The second phase, estimated to cost $8.4 million, will start in July of this year and continue through August 2019. It involves building a new combination administrative-media center, new commons building with additional classrooms, a cafeteria addition and renovations to the auditorium and gym.
A third and final phase is also envisioned. It would occur at an undetermined date and would be contingent on the April 29 renewal of a 1-cent sales tax earmarked for public education. It would involve mostly of improvements to athletic facilities. The cost of this final phase, expected to be less than $10 million, will be settled on in the next few days, prior to a community forum planned for next Thursday on the Glen Oaks campus at 6650 Cedar Grove Drive.
The ongoing restoration and rebuilding of Glen Oaks High School, badly damaged in the August 2016 floods, could cost less than half what was e…
A long debate preceded Thursday's unanimous vote focusing not so much on the merits of the project, but whether Glen Oaks High School is getting all it deserves and, by extension, whether north Baton Rouge public schools in general are getting all they deserve.
“I want to know are the curtains at Lee High and Baton Rouge High more expensive than the ones going in at Istrouma and Glen Oaks?” asked Gary Chambers, publisher of The Rouge Collection.
“Please stop giving us the crumbs in north Baton Rouge,” Chambers said. “Glen Oaks deserves $40 million. The plan is good, but it needs to be better.”
Even after his time was up, Chambers repeatedly interjected when board members were speaking.
“Mr. Chambers, you’re out of order,” said board President David Tatman, hitting his gavel loudly.
“I know,” retorted Chamber. “So is the plan.”
Board members Donna Collins and Kenyetta Nelson-Smith, whose districts both include much of north Baton Rouge, said they are unhappy with the current school construction plans for the 1-cent sale tax if it is renewed.
“I too have grave concerns about the equity in this current tax plan as it’s related to north Baton Rouge,” Nelson-Smith said.
Board member Mike Gaudet, who represents portions of south Baton Rouge near LSU, pushed back some. He noted that south Baton Rouge school board districts have seen only 30 percent of school construction spending since the 1-cent sales tax was first approved in 1998 compared with 70 percent for those in the rest of the school district.
“I think it’s misinformation to portray this board as not having equitably spent money in the past,” Gaudet said.
Fully restoring and rebuilding Glen Oaks High School, destroyed in the 2016 August flood, could cost as much as $45 million and that price tag…
The school system had grander plans for Glen Oaks initially, but those plans have steadily been down-scaled.

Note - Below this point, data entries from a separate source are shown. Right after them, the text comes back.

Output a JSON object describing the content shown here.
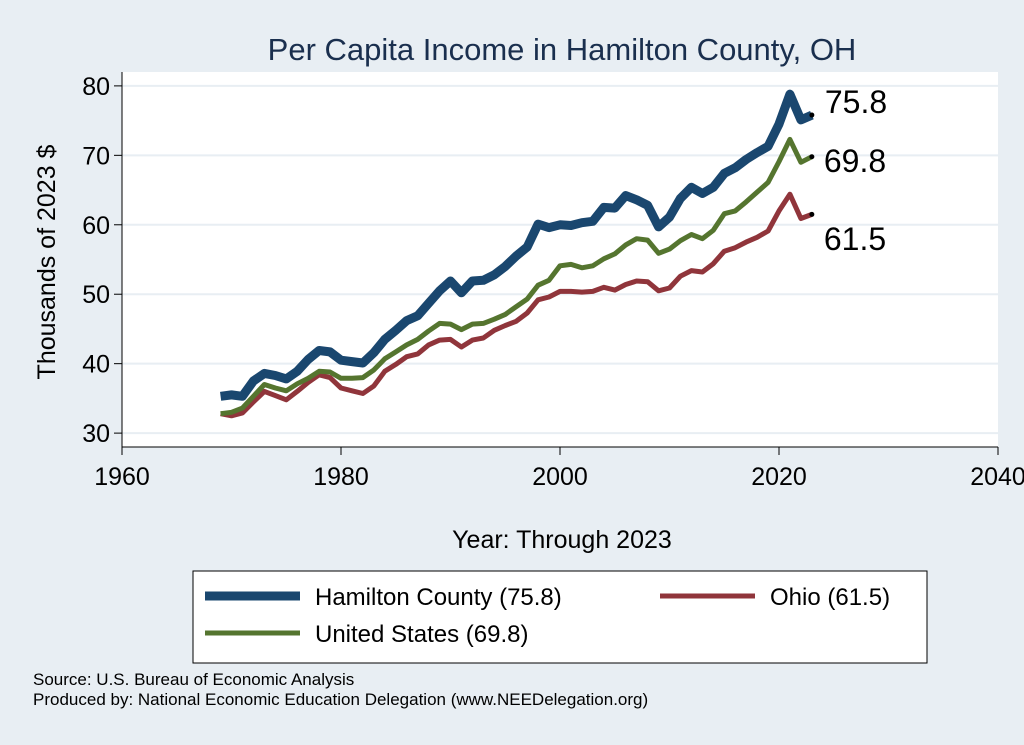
{
  "chart_data": {
    "type": "line",
    "title": "Per Capita Income in Hamilton County, OH",
    "xlabel": "Year: Through 2023",
    "ylabel": "Thousands of 2023 $",
    "xlim": [
      1960,
      2040
    ],
    "ylim": [
      28,
      82
    ],
    "xticks": [
      1960,
      1980,
      2000,
      2020,
      2040
    ],
    "yticks": [
      30,
      40,
      50,
      60,
      70,
      80
    ],
    "grid": true,
    "legend_position": "bottom",
    "x": [
      1969,
      1970,
      1971,
      1972,
      1973,
      1974,
      1975,
      1976,
      1977,
      1978,
      1979,
      1980,
      1981,
      1982,
      1983,
      1984,
      1985,
      1986,
      1987,
      1988,
      1989,
      1990,
      1991,
      1992,
      1993,
      1994,
      1995,
      1996,
      1997,
      1998,
      1999,
      2000,
      2001,
      2002,
      2003,
      2004,
      2005,
      2006,
      2007,
      2008,
      2009,
      2010,
      2011,
      2012,
      2013,
      2014,
      2015,
      2016,
      2017,
      2018,
      2019,
      2020,
      2021,
      2022,
      2023
    ],
    "series": [
      {
        "name": "Hamilton County",
        "legend_label": "Hamilton County (75.8)",
        "end_label": "75.8",
        "color": "#1a476f",
        "values": [
          35.3,
          35.5,
          35.3,
          37.5,
          38.6,
          38.3,
          37.8,
          38.9,
          40.6,
          41.9,
          41.7,
          40.5,
          40.3,
          40.1,
          41.6,
          43.5,
          44.8,
          46.2,
          46.9,
          48.7,
          50.5,
          51.9,
          50.2,
          51.9,
          52.0,
          52.8,
          54.0,
          55.5,
          56.8,
          60.1,
          59.6,
          60.0,
          59.9,
          60.3,
          60.5,
          62.5,
          62.4,
          64.2,
          63.6,
          62.8,
          59.7,
          61.1,
          63.8,
          65.4,
          64.5,
          65.4,
          67.4,
          68.2,
          69.4,
          70.4,
          71.3,
          74.5,
          78.8,
          75.1,
          75.8
        ]
      },
      {
        "name": "United States",
        "legend_label": "United States (69.8)",
        "end_label": "69.8",
        "color": "#55752f",
        "values": [
          32.8,
          33.0,
          33.6,
          35.3,
          37.0,
          36.5,
          36.1,
          37.1,
          37.9,
          38.9,
          38.8,
          37.9,
          37.9,
          38.0,
          39.1,
          40.7,
          41.7,
          42.7,
          43.5,
          44.7,
          45.8,
          45.7,
          44.9,
          45.7,
          45.8,
          46.4,
          47.1,
          48.2,
          49.3,
          51.3,
          52.0,
          54.1,
          54.3,
          53.8,
          54.1,
          55.1,
          55.8,
          57.1,
          58.0,
          57.8,
          55.9,
          56.5,
          57.7,
          58.6,
          58.0,
          59.2,
          61.6,
          62.0,
          63.3,
          64.7,
          66.1,
          69.1,
          72.3,
          69.0,
          69.8
        ]
      },
      {
        "name": "Ohio",
        "legend_label": "Ohio (61.5)",
        "end_label": "61.5",
        "color": "#90353b",
        "values": [
          32.8,
          32.5,
          32.9,
          34.5,
          36.0,
          35.4,
          34.8,
          36.0,
          37.3,
          38.4,
          38.0,
          36.5,
          36.1,
          35.7,
          36.8,
          38.9,
          39.9,
          41.0,
          41.4,
          42.7,
          43.4,
          43.5,
          42.4,
          43.4,
          43.7,
          44.8,
          45.5,
          46.1,
          47.3,
          49.2,
          49.6,
          50.4,
          50.4,
          50.3,
          50.4,
          51.0,
          50.6,
          51.4,
          51.9,
          51.8,
          50.5,
          50.9,
          52.6,
          53.4,
          53.2,
          54.4,
          56.2,
          56.7,
          57.5,
          58.2,
          59.1,
          62.0,
          64.4,
          60.9,
          61.5
        ]
      }
    ]
  },
  "footer": {
    "source": "Source: U.S. Bureau of Economic Analysis",
    "produced_by": "Produced by: National Economic Education Delegation (www.NEEDelegation.org)"
  }
}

As recently as October, the total project price was about $45 million. Now, it looks to be closer to $20 million.
Part of the lowered ambitions is that the school, which was badly damaged in the August 2016 floods, was expected to qualify for substantially more reimbursement money from the Federal Emergency Management Agency. But dreams of $20-plus million from FEMA shrunk over time to an estimated $4.8 million. That $4.8 million is going to be paired with $2.8 million in unrelated FEMA reimbursement money. The remaining $8.4 million to complete the work for the first two phases will have to come from somewhere else, as yet undetermined.

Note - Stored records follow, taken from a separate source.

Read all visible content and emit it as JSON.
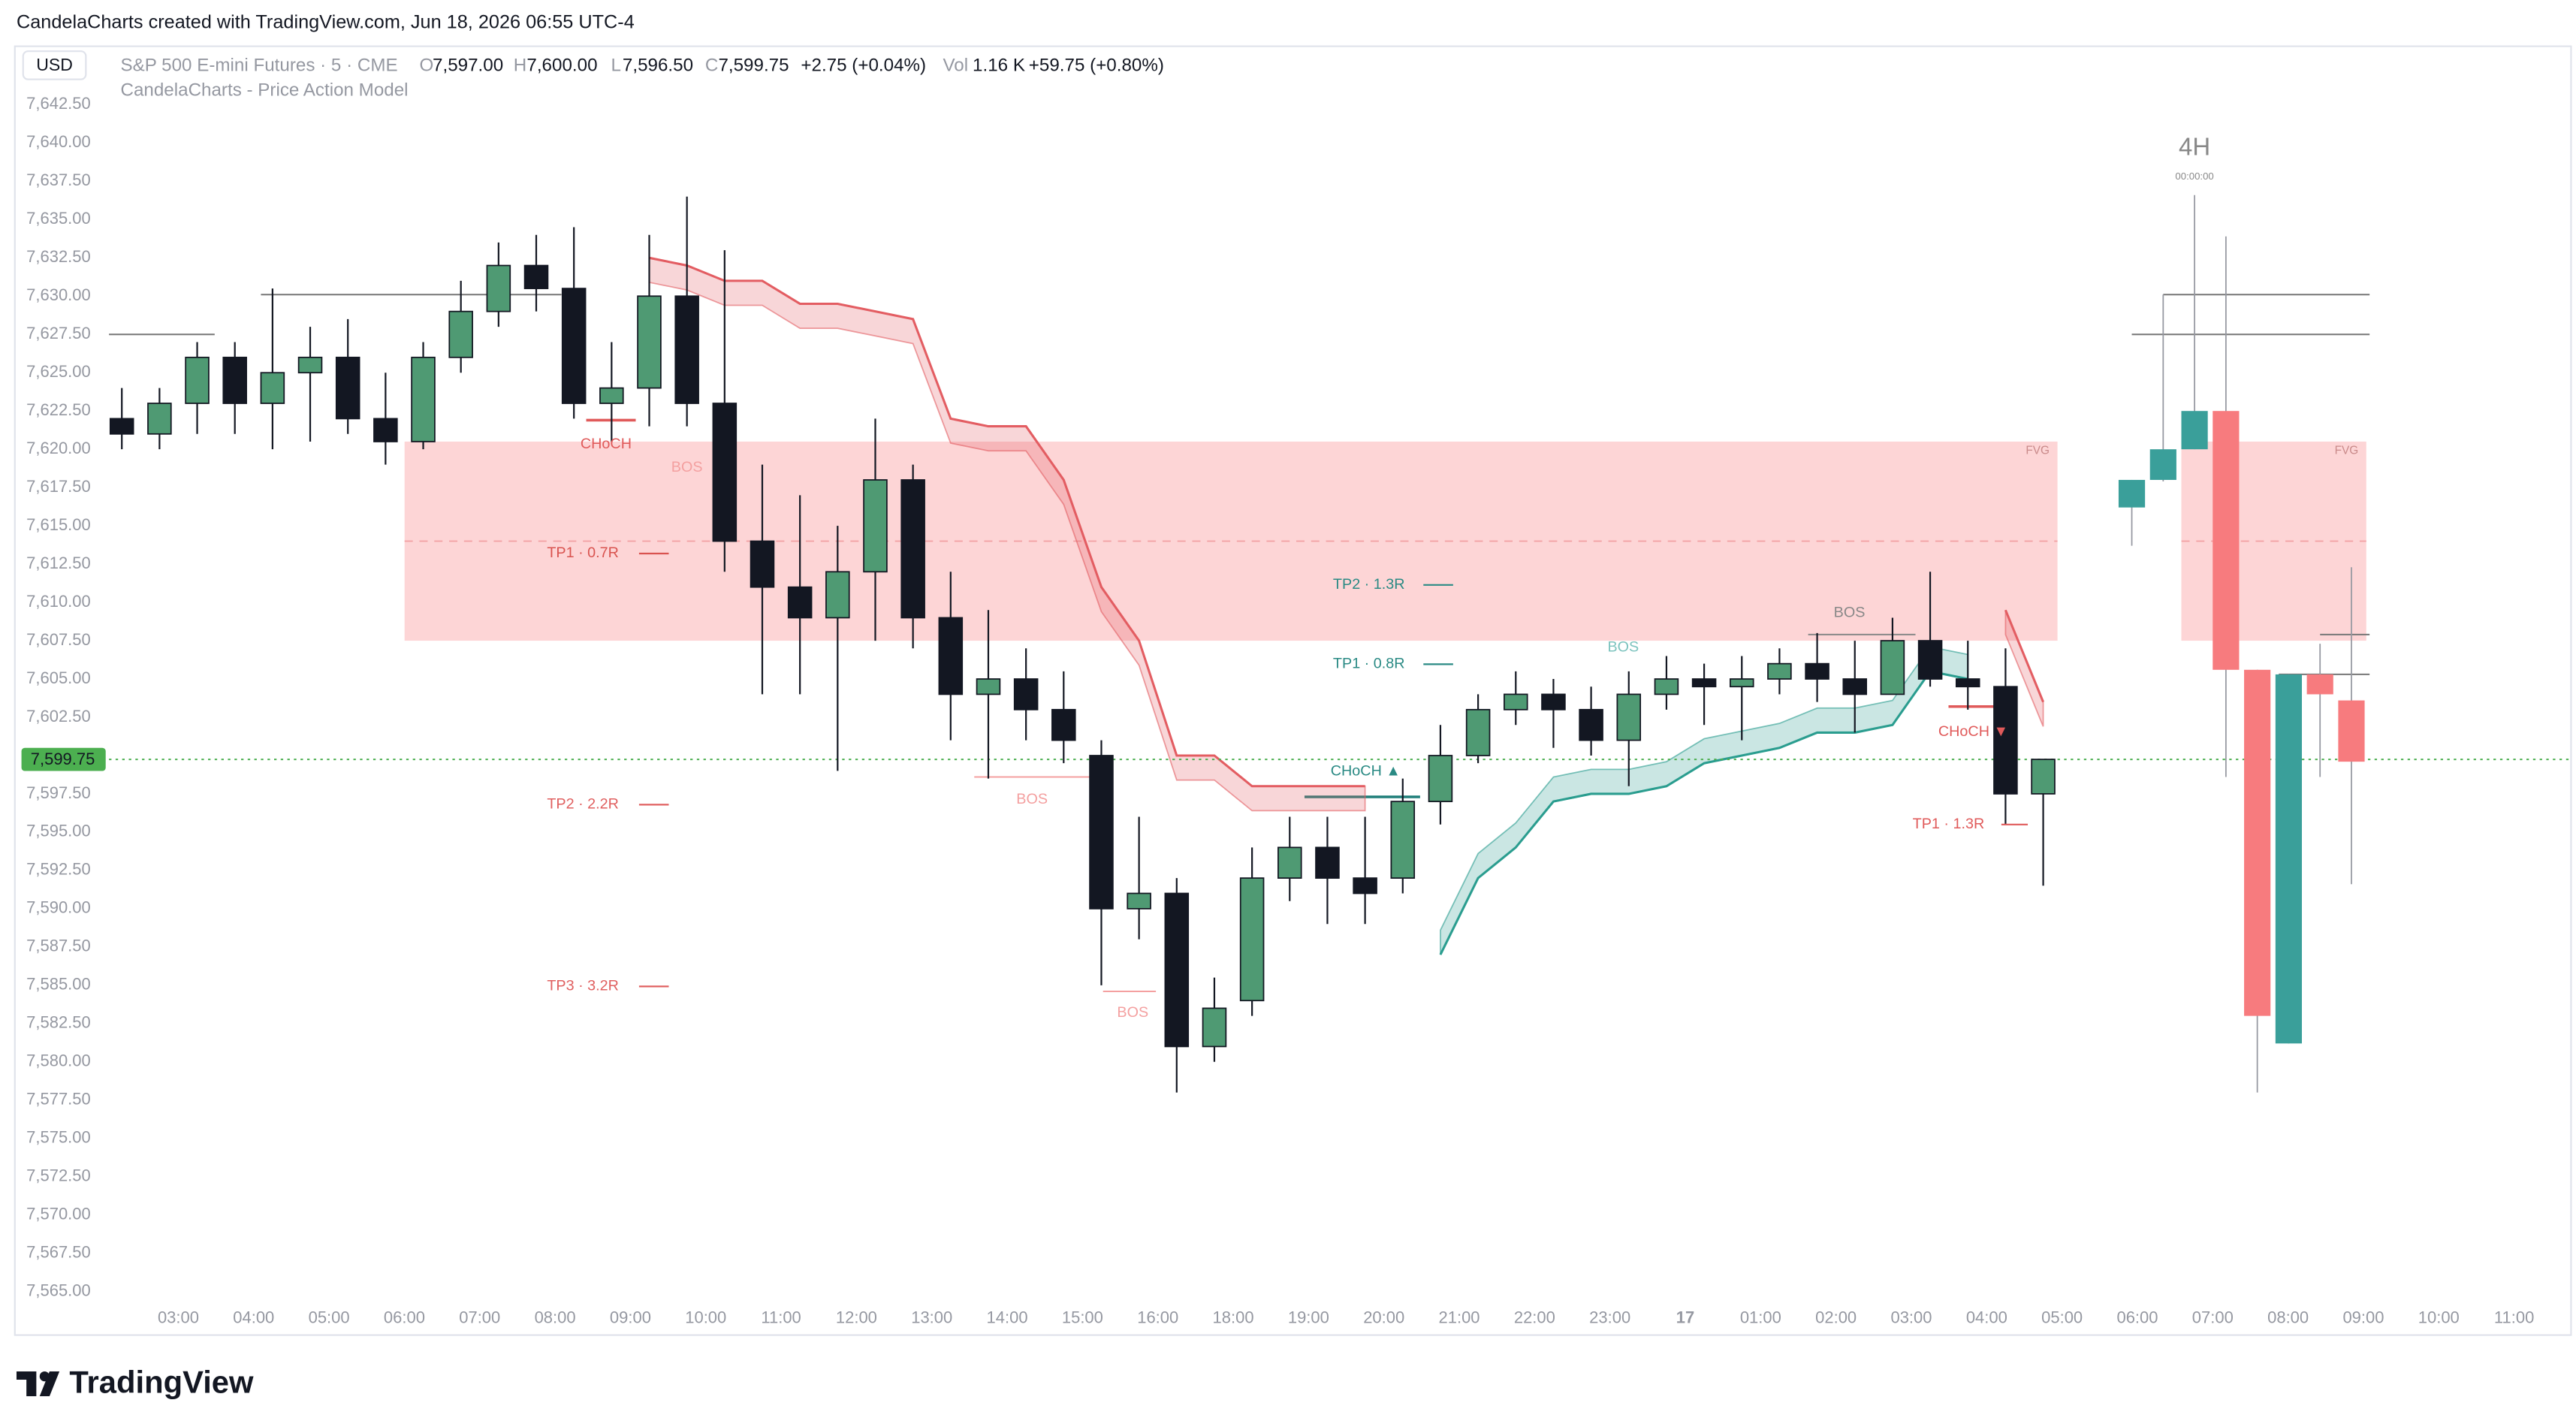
{
  "header": {
    "attribution": "CandelaCharts created with TradingView.com, Jun 18, 2026 06:55 UTC-4",
    "currency": "USD",
    "symbol": "S&P 500 E-mini Futures · 5 · CME",
    "ohlc": [
      {
        "label": "O",
        "value": "7,597.00"
      },
      {
        "label": "H",
        "value": "7,600.00"
      },
      {
        "label": "L",
        "value": "7,596.50"
      },
      {
        "label": "C",
        "value": "7,599.75"
      }
    ],
    "change": "+2.75 (+0.04%)",
    "volume_label": "Vol",
    "volume": "1.16 K",
    "volume_change": "+59.75 (+0.80%)",
    "indicator": "CandelaCharts - Price Action Model"
  },
  "chart_data": {
    "type": "candlestick",
    "x": [
      "02:00",
      "02:30",
      "03:00",
      "03:30",
      "04:00",
      "04:30",
      "05:00",
      "05:30",
      "06:00",
      "06:30",
      "07:00",
      "07:30",
      "08:00",
      "08:30",
      "09:00",
      "09:30",
      "10:00",
      "10:30",
      "11:00",
      "11:30",
      "12:00",
      "12:30",
      "13:00",
      "13:30",
      "14:00",
      "14:30",
      "15:00",
      "15:30",
      "16:00",
      "16:30",
      "18:00",
      "18:30",
      "19:00",
      "19:30",
      "20:00",
      "20:30",
      "21:00",
      "21:30",
      "22:00",
      "22:30",
      "23:00",
      "23:30",
      "00:00",
      "00:30",
      "01:00",
      "01:30",
      "02:00",
      "02:30",
      "03:00",
      "03:30",
      "04:00",
      "04:30"
    ],
    "open": [
      7622,
      7621,
      7623,
      7626,
      7623,
      7625,
      7626,
      7622,
      7620.5,
      7626,
      7629,
      7632,
      7630.5,
      7623,
      7624,
      7630,
      7623,
      7614,
      7611,
      7609,
      7612,
      7618,
      7609,
      7604,
      7605,
      7603,
      7600,
      7590,
      7591,
      7581,
      7584,
      7592,
      7594,
      7592,
      7592,
      7597,
      7600,
      7603,
      7604,
      7603,
      7601,
      7604,
      7605,
      7604.5,
      7605,
      7606,
      7605,
      7604,
      7607.5,
      7605,
      7604.5,
      7597.5
    ],
    "high": [
      7624,
      7624,
      7627,
      7627,
      7630.5,
      7628,
      7628.5,
      7625,
      7627,
      7631,
      7633.5,
      7634,
      7634.5,
      7627,
      7634,
      7636.5,
      7633,
      7619,
      7617,
      7615,
      7622,
      7619,
      7612,
      7609.5,
      7607,
      7605.5,
      7601,
      7596,
      7592,
      7585.5,
      7594,
      7596,
      7596,
      7596,
      7598.5,
      7602,
      7604,
      7605.5,
      7605,
      7604.5,
      7605.5,
      7606.5,
      7606,
      7606.5,
      7607,
      7608,
      7607.5,
      7609,
      7612,
      7607.5,
      7607,
      7599.75
    ],
    "low": [
      7620,
      7620,
      7621,
      7621,
      7620,
      7620.5,
      7621,
      7619,
      7620,
      7625,
      7628,
      7629,
      7622,
      7620.5,
      7621.5,
      7621.5,
      7612,
      7604,
      7604,
      7599,
      7607.5,
      7607,
      7601,
      7598.5,
      7601,
      7599.5,
      7585,
      7588,
      7578,
      7580,
      7583,
      7590.5,
      7589,
      7589,
      7591,
      7595.5,
      7599.5,
      7602,
      7600.5,
      7600,
      7598,
      7603,
      7602,
      7601,
      7604,
      7603.5,
      7601.5,
      7604,
      7604.5,
      7603,
      7595.5,
      7591.5
    ],
    "close": [
      7621,
      7623,
      7626,
      7623,
      7625,
      7626,
      7622,
      7620.5,
      7626,
      7629,
      7632,
      7630.5,
      7623,
      7624,
      7630,
      7623,
      7614,
      7611,
      7609,
      7612,
      7618,
      7609,
      7604,
      7605,
      7603,
      7601,
      7590,
      7591,
      7581,
      7583.5,
      7592,
      7594,
      7592,
      7591,
      7597,
      7600,
      7603,
      7604,
      7603,
      7601,
      7604,
      7605,
      7604.5,
      7605,
      7606,
      7605,
      7604,
      7607.5,
      7605,
      7604.5,
      7597.5,
      7599.75
    ],
    "up_color": "#4f9a73",
    "down_color": "#131722",
    "ylim": [
      7564.1,
      7646.1
    ],
    "yticks": [
      {
        "value": 7642.5,
        "label": "7,642.50"
      },
      {
        "value": 7640,
        "label": "7,640.00"
      },
      {
        "value": 7637.5,
        "label": "7,637.50"
      },
      {
        "value": 7635,
        "label": "7,635.00"
      },
      {
        "value": 7632.5,
        "label": "7,632.50"
      },
      {
        "value": 7630,
        "label": "7,630.00"
      },
      {
        "value": 7627.5,
        "label": "7,627.50"
      },
      {
        "value": 7625,
        "label": "7,625.00"
      },
      {
        "value": 7622.5,
        "label": "7,622.50"
      },
      {
        "value": 7620,
        "label": "7,620.00"
      },
      {
        "value": 7617.5,
        "label": "7,617.50"
      },
      {
        "value": 7615,
        "label": "7,615.00"
      },
      {
        "value": 7612.5,
        "label": "7,612.50"
      },
      {
        "value": 7610,
        "label": "7,610.00"
      },
      {
        "value": 7607.5,
        "label": "7,607.50"
      },
      {
        "value": 7605,
        "label": "7,605.00"
      },
      {
        "value": 7602.5,
        "label": "7,602.50"
      },
      {
        "value": 7597.5,
        "label": "7,597.50"
      },
      {
        "value": 7595,
        "label": "7,595.00"
      },
      {
        "value": 7592.5,
        "label": "7,592.50"
      },
      {
        "value": 7590,
        "label": "7,590.00"
      },
      {
        "value": 7587.5,
        "label": "7,587.50"
      },
      {
        "value": 7585,
        "label": "7,585.00"
      },
      {
        "value": 7582.5,
        "label": "7,582.50"
      },
      {
        "value": 7580,
        "label": "7,580.00"
      },
      {
        "value": 7577.5,
        "label": "7,577.50"
      },
      {
        "value": 7575,
        "label": "7,575.00"
      },
      {
        "value": 7572.5,
        "label": "7,572.50"
      },
      {
        "value": 7570,
        "label": "7,570.00"
      },
      {
        "value": 7567.5,
        "label": "7,567.50"
      },
      {
        "value": 7565,
        "label": "7,565.00"
      }
    ],
    "xticks": [
      "03:00",
      "04:00",
      "05:00",
      "06:00",
      "07:00",
      "08:00",
      "09:00",
      "10:00",
      "11:00",
      "12:00",
      "13:00",
      "14:00",
      "15:00",
      "16:00",
      "18:00",
      "19:00",
      "20:00",
      "21:00",
      "22:00",
      "23:00",
      "17",
      "01:00",
      "02:00",
      "03:00",
      "04:00",
      "05:00",
      "06:00",
      "07:00",
      "08:00",
      "09:00",
      "10:00",
      "11:00"
    ],
    "last_price": {
      "value": 7599.75,
      "label": "7,599.75"
    },
    "last_price_color": "#4caf50",
    "fvg": {
      "low": 7607.5,
      "high": 7620.5,
      "mid": 7614,
      "color": "#fdd5d6"
    },
    "levels": [
      7630.1,
      7627.5,
      7630.1,
      7627.5,
      7607.9,
      7605.3,
      7621.9,
      7597.3,
      7598.6,
      7584.6,
      7607.9,
      7603.2
    ],
    "bands": [
      {
        "color": "#e35d62",
        "values": [
          null,
          null,
          null,
          null,
          null,
          null,
          null,
          null,
          null,
          null,
          null,
          null,
          null,
          null,
          7632.5,
          7632,
          7631,
          7631,
          7629.5,
          7629.5,
          7629,
          7628.5,
          7622,
          7621.5,
          7621.5,
          7618,
          7611,
          7607.5,
          7600,
          7600,
          7598,
          7598,
          7598,
          7598,
          null,
          null,
          null,
          null,
          null,
          null,
          null,
          null,
          null,
          null,
          null,
          null,
          null,
          null,
          null,
          null,
          null,
          null
        ]
      },
      {
        "color": "#2a9d8f",
        "values": [
          null,
          null,
          null,
          null,
          null,
          null,
          null,
          null,
          null,
          null,
          null,
          null,
          null,
          null,
          null,
          null,
          null,
          null,
          null,
          null,
          null,
          null,
          null,
          null,
          null,
          null,
          null,
          null,
          null,
          null,
          null,
          null,
          null,
          null,
          null,
          7587,
          7592,
          7594,
          7597,
          7597.5,
          7597.5,
          7598,
          7599.5,
          7600,
          7600.5,
          7601.5,
          7601.5,
          7602,
          7605.5,
          7605,
          null,
          null
        ]
      },
      {
        "color": "#e35d62",
        "values": [
          null,
          null,
          null,
          null,
          null,
          null,
          null,
          null,
          null,
          null,
          null,
          null,
          null,
          null,
          null,
          null,
          null,
          null,
          null,
          null,
          null,
          null,
          null,
          null,
          null,
          null,
          null,
          null,
          null,
          null,
          null,
          null,
          null,
          null,
          null,
          null,
          null,
          null,
          null,
          null,
          null,
          null,
          null,
          null,
          null,
          null,
          null,
          null,
          null,
          null,
          7609.5,
          7603.5
        ]
      }
    ],
    "annotations": [
      "CHoCH",
      "BOS",
      "TP1 · 0.7R",
      "TP2 · 2.2R",
      "TP3 · 3.2R",
      "TP2 · 1.3R",
      "TP1 · 0.8R",
      "BOS",
      "CHoCH ▲",
      "BOS",
      "BOS",
      "BOS",
      "CHoCH ▼",
      "TP1 · 1.3R",
      "FVG",
      "FVG"
    ],
    "htf": {
      "label": "4H",
      "countdown": "00:00:00",
      "up_color": "#3a9f9a",
      "down_color": "#f77b7e",
      "open": [
        7616.2,
        7618,
        7620,
        7622.5,
        7605.6,
        7581.2,
        7605.3,
        7603.6
      ],
      "high": [
        7618,
        7630.1,
        7636.6,
        7633.9,
        7605.6,
        7605.3,
        7607.3,
        7612.3
      ],
      "low": [
        7613.7,
        7617.9,
        7620,
        7598.6,
        7578,
        7581.2,
        7598.6,
        7591.6
      ],
      "close": [
        7618,
        7620,
        7622.5,
        7605.6,
        7583,
        7605.3,
        7604,
        7599.6
      ]
    }
  },
  "footer": {
    "brand": "TradingView"
  }
}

Superintendent Warren Drake said the school system thought initially FEMA would agree to pay to rebuild much of the flooded campus as opposed to just repairing it.
“Replacement money is two or three times what repair money is,” Drake said. “And we’re getting no replacement money.”
The project costs are down also because the school system had anticipated spending additional money to elevate any newly constructed buildings, but decided elevation is unnecessary because the school is not in a flood zone that would require its buildings to be elevated.
David Moran, a member of the public, urged the school system to find other money to help protect Glen Oaks High and other schools from flooding again.
“If we fund this, what’s going to prevent the next big flood from undoing all the money we’re spending here?” Moran asked.
Another factor in the reduced cost was the shelving, for now, of plans to close nearby North Banks Middle, which has 128 students, and merge it with Glen Oaks High and its 529 students. School officials are still debating what the best plan is for North Banks.
Once the repairs are complete, Glen Oaks High is expected to enroll between 400 and 500 students. Pre-flood, Glen Oaks had a maximum capacity of 1,151 students. At its mid-'90s peak, the school enrolled more than 1,400 students. The repairs approved Thursday will enable the refurbished high school to house as many as 850 students.